Quando viraram a esquina, foram interpelados um homem alto, de nariz empinado, gibão cinzento, longas botas de couro preto e um capuz roxo sobre a cabeça.

Kurdis não entendeu uma só palavra do que ele disse, mas o homem não parecia amigável.

O Ribas se curvou e respondeu em zanzidiano. A única coisa que ele entendeu foi a palavra Kurdis.
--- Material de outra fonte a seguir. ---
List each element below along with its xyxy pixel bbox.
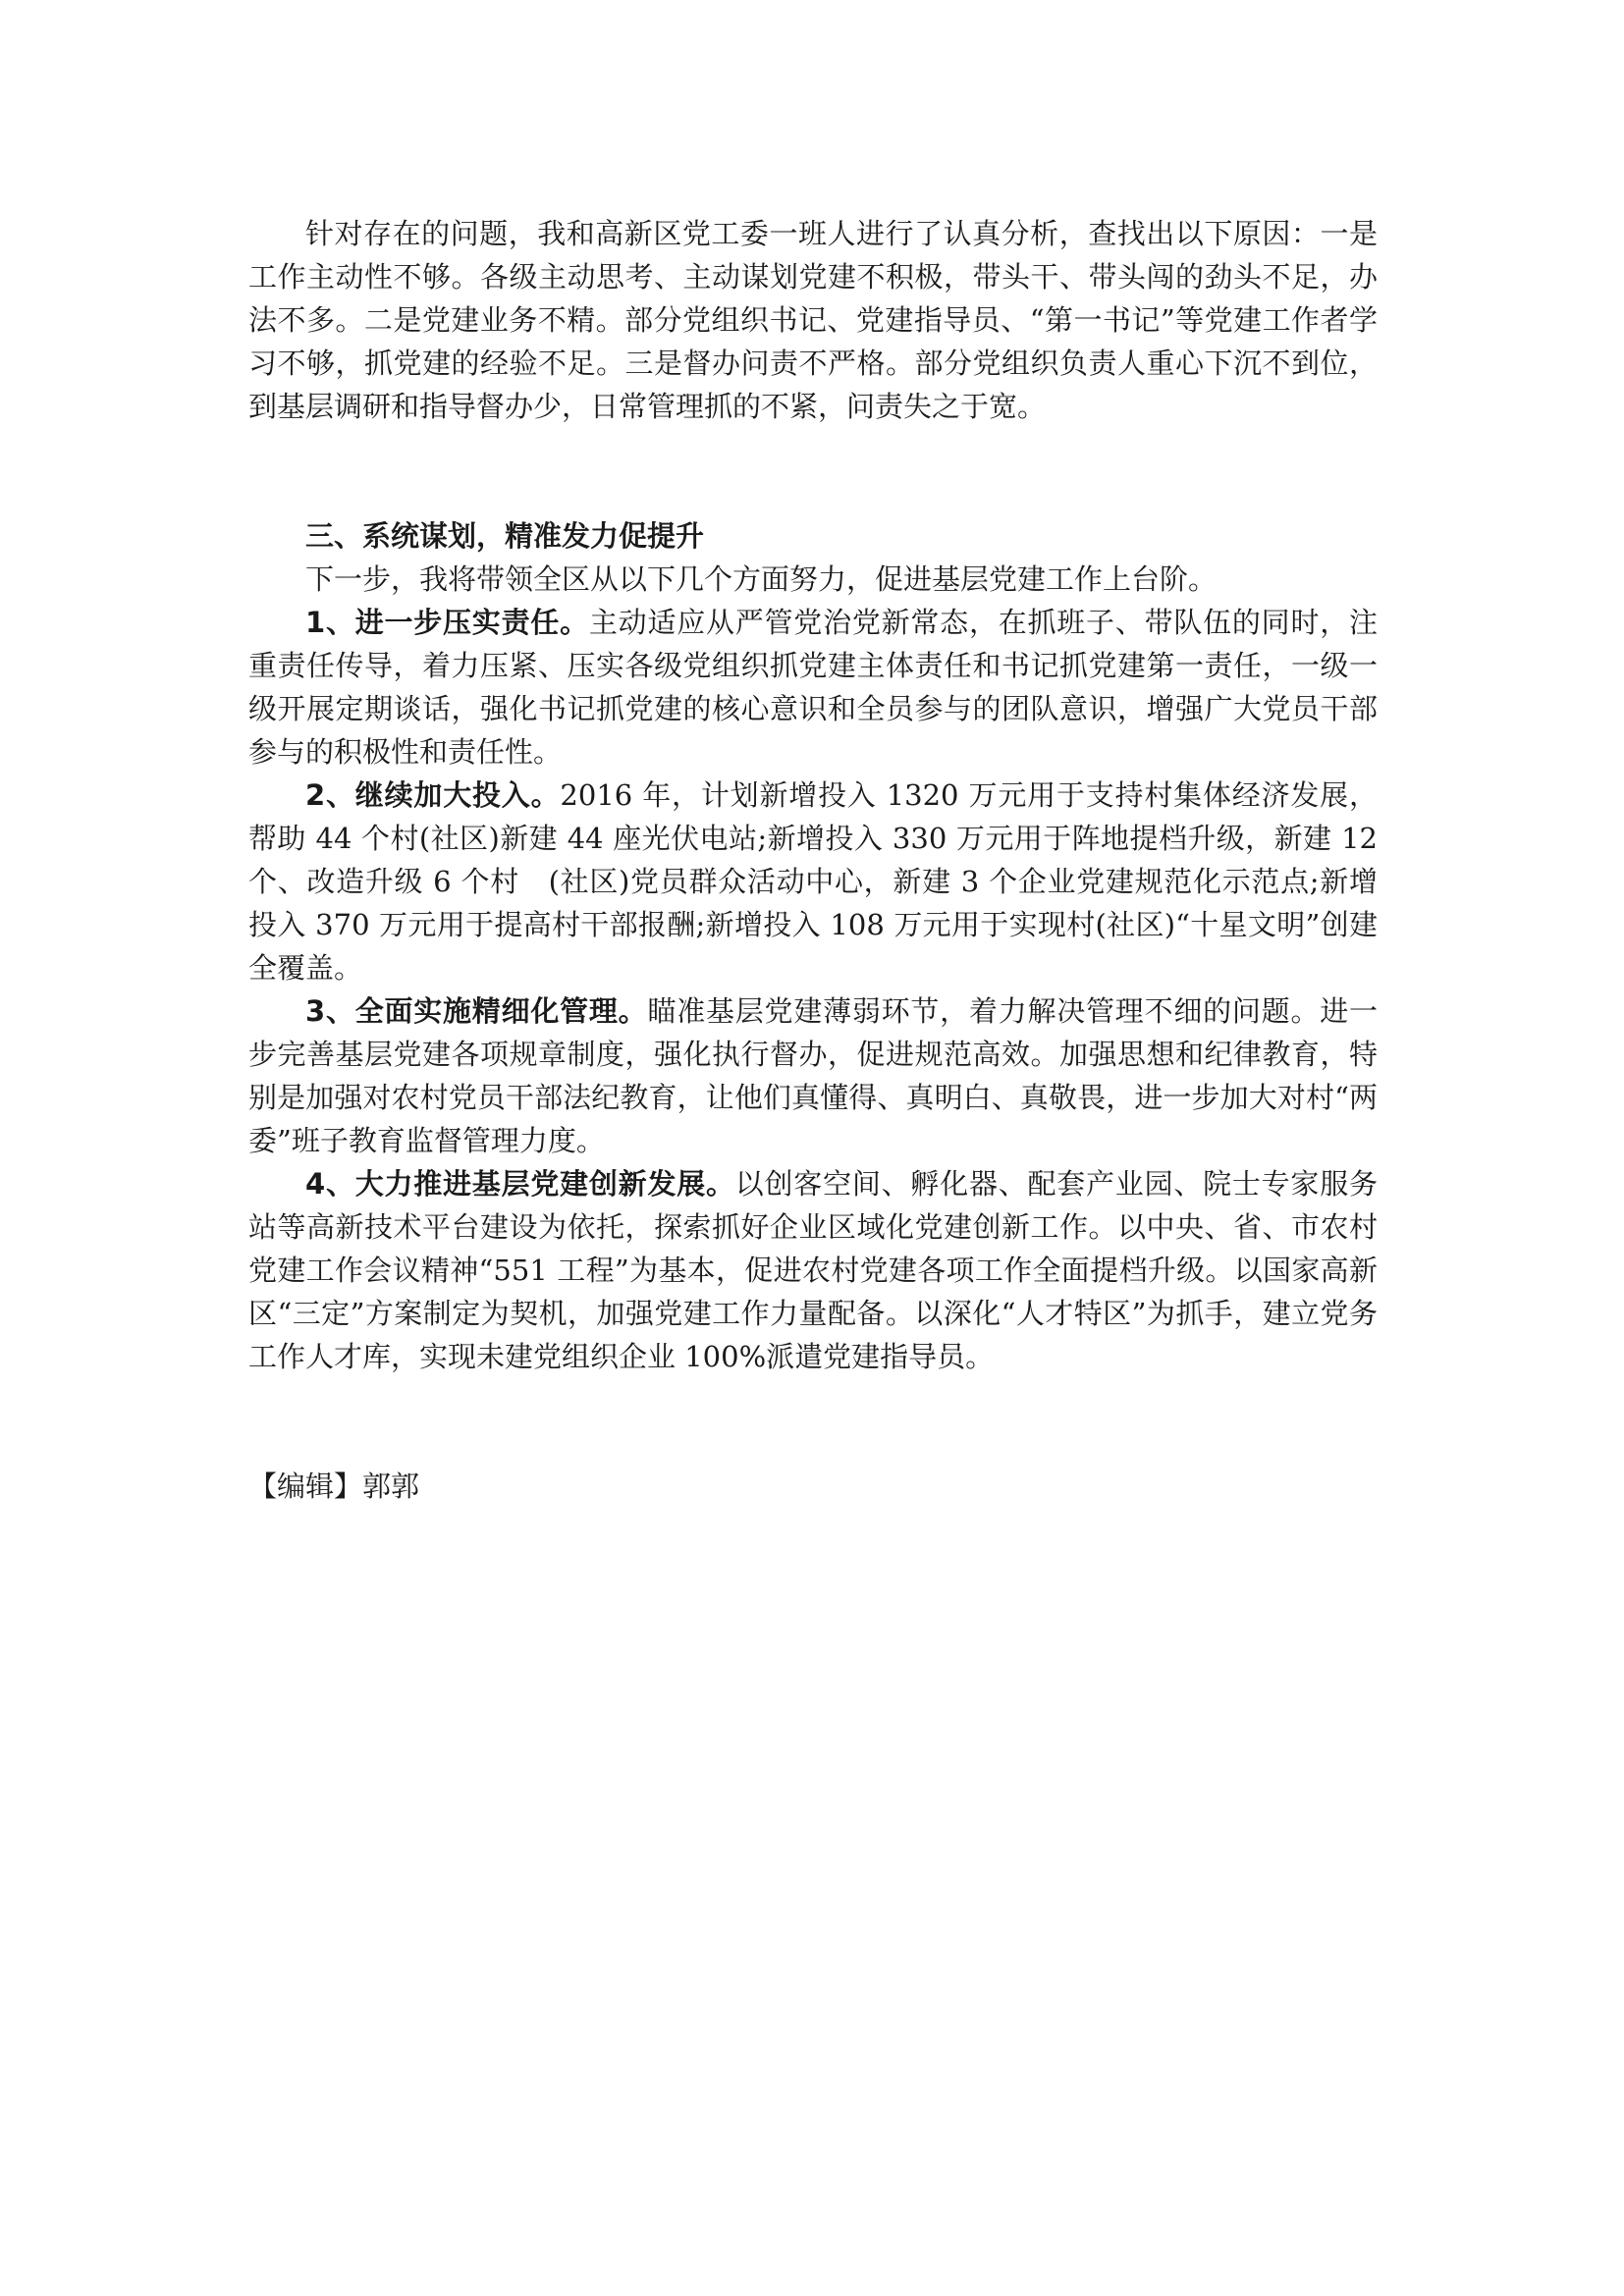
section-heading: 三、系统谋划，精准发力促提升 <box>305 519 705 553</box>
item-text-2: 2016 年，计划新增投入 1320 万元用于支持村集体经济发展，帮助 44 个村(社区)新建 44 座光伏电站;新增投入 330 万元用于阵地提档升级，新建 12 个、改造升级 6 个村 (社区)党员群众活动中心，新建 3 个企业党建规范化示范点;新增投入 370 万元用于提高村干部报酬;新增投入 108 万元用于实现村(社区)“十星文明”创建全覆盖。 <box>248 778 1378 985</box>
item-text-3: 瞄准基层党建薄弱环节，着力解决管理不细的问题。进一步完善基层党建各项规章制度，强化执行督办，促进规范高效。加强思想和纪律教育，特别是加强对农村党员干部法纪教育，让他们真懂得、真明白、真敬畏，进一步加大对村“两委”班子教育监督管理力度。 <box>248 994 1378 1157</box>
spacer <box>248 428 1378 514</box>
item-paragraph-4 <box>248 1162 1378 1378</box>
analysis-paragraph: 针对存在的问题，我和高新区党工委一班人进行了认真分析，查找出以下原因：一是工作主动性不够。各级主动思考、主动谋划党建不积极，带头干、带头闯的劲头不足，办法不多。二是党建业务不精。部分党组织书记、党建指导员、“第一书记”等党建工作者学习不够，抓党建的经验不足。三是督办问责不严格。部分党组织负责人重心下沉不到位，到基层调研和指导督办少，日常管理抓的不紧，问责失之于宽。 <box>248 217 1378 423</box>
item-text-1: 主动适应从严管党治党新常态，在抓班子、带队伍的同时，注重责任传导，着力压紧、压实各级党组织抓党建主体责任和书记抓党建第一责任，一级一级开展定期谈话，强化书记抓党建的核心意识和全员参与的团队意识，增强广大党员干部参与的积极性和责任性。 <box>248 606 1378 769</box>
editor-credit: 【编辑】郭郭 <box>248 1469 420 1503</box>
item-text-4: 以创客空间、孵化器、配套产业园、院士专家服务站等高新技术平台建设为依托，探索抓好企业区域化党建创新工作。以中央、省、市农村党建工作会议精神“551 工程”为基本，促进农村党建各项工作全面提档升级。以国家高新区“三定”方案制定为契机，加强党建工作力量配备。以深化“人才特区”为抓手，建立党务工作人才库，实现未建党组织企业 100%派遣党建指导员。 <box>248 1167 1378 1373</box>
item-paragraph-1 <box>248 601 1378 774</box>
document-body <box>248 212 1378 1508</box>
item-lead-3: 3、全面实施精细化管理。 <box>305 994 648 1028</box>
item-lead-2: 2、继续加大投入。 <box>305 778 561 812</box>
item-lead-1: 1、进一步压实责任。 <box>305 606 589 639</box>
intro-paragraph: 下一步，我将带领全区从以下几个方面努力，促进基层党建工作上台阶。 <box>305 562 1218 596</box>
spacer <box>248 1378 1378 1465</box>
item-lead-4: 4、大力推进基层党建创新发展。 <box>305 1167 735 1201</box>
item-paragraph-2 <box>248 774 1378 989</box>
item-paragraph-3 <box>248 989 1378 1162</box>
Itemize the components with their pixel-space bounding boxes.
— O que está havendo? Algum problema?

O homem barbudo com olhos cor de gelo encarou Kurdis. Ele sentiu algo frio em sua mente. E então a voz do mago invadiu seus ouvidos, ainda que sua boca estivesse parada.

"Não gostamos de kedis, muito menos feiticeiros kedis... Não sei quais são seus negócios aqui, mas se não quiser problemas, guarde sua magia apenas para si mesmo".

— Claro! Quero dizer... senhor... Como devo chamá-lo?

"Glauvorax, segundo guardião de Topemari, não foi um prazer".

O mago fez um pequeno aceno para o Ribas e seguiu seu caminho, olhando para todos os passantes com seu olhar esnobe.

— O que aconteceu? Não sei o que foi, mas foi super esquisito o jeito que vocês dois ficaram se olhando e depois, aquela conversa de um lado só...

— Não se preocupe, senhor Ribas, muitas vezes os feiticeiros se reconhecem, é só isso. Ele usou um feitiço para falar sem fazer sons... Foi isso o que o senhor viu.

Ribas tirou seu pente de ossos do bolso e ajeitou os cabelos emplastados de sebo.

— Confesso que fiquei com medo. Achei que ele ia explodir você, ou algo assim. Mas vá lá! Ao menos esse tempo parado serviu de descanso, vamos meu jovem, resta apenas mais um lance de escadas.

— Vamos...

— Ah, tanto sol vai fazer mal para os meus cabelos.

Kurdis suspirou resignado e continuou subindo enquanto o Ribas falava sobre mais coisas sem sentido, ou nada interessantes.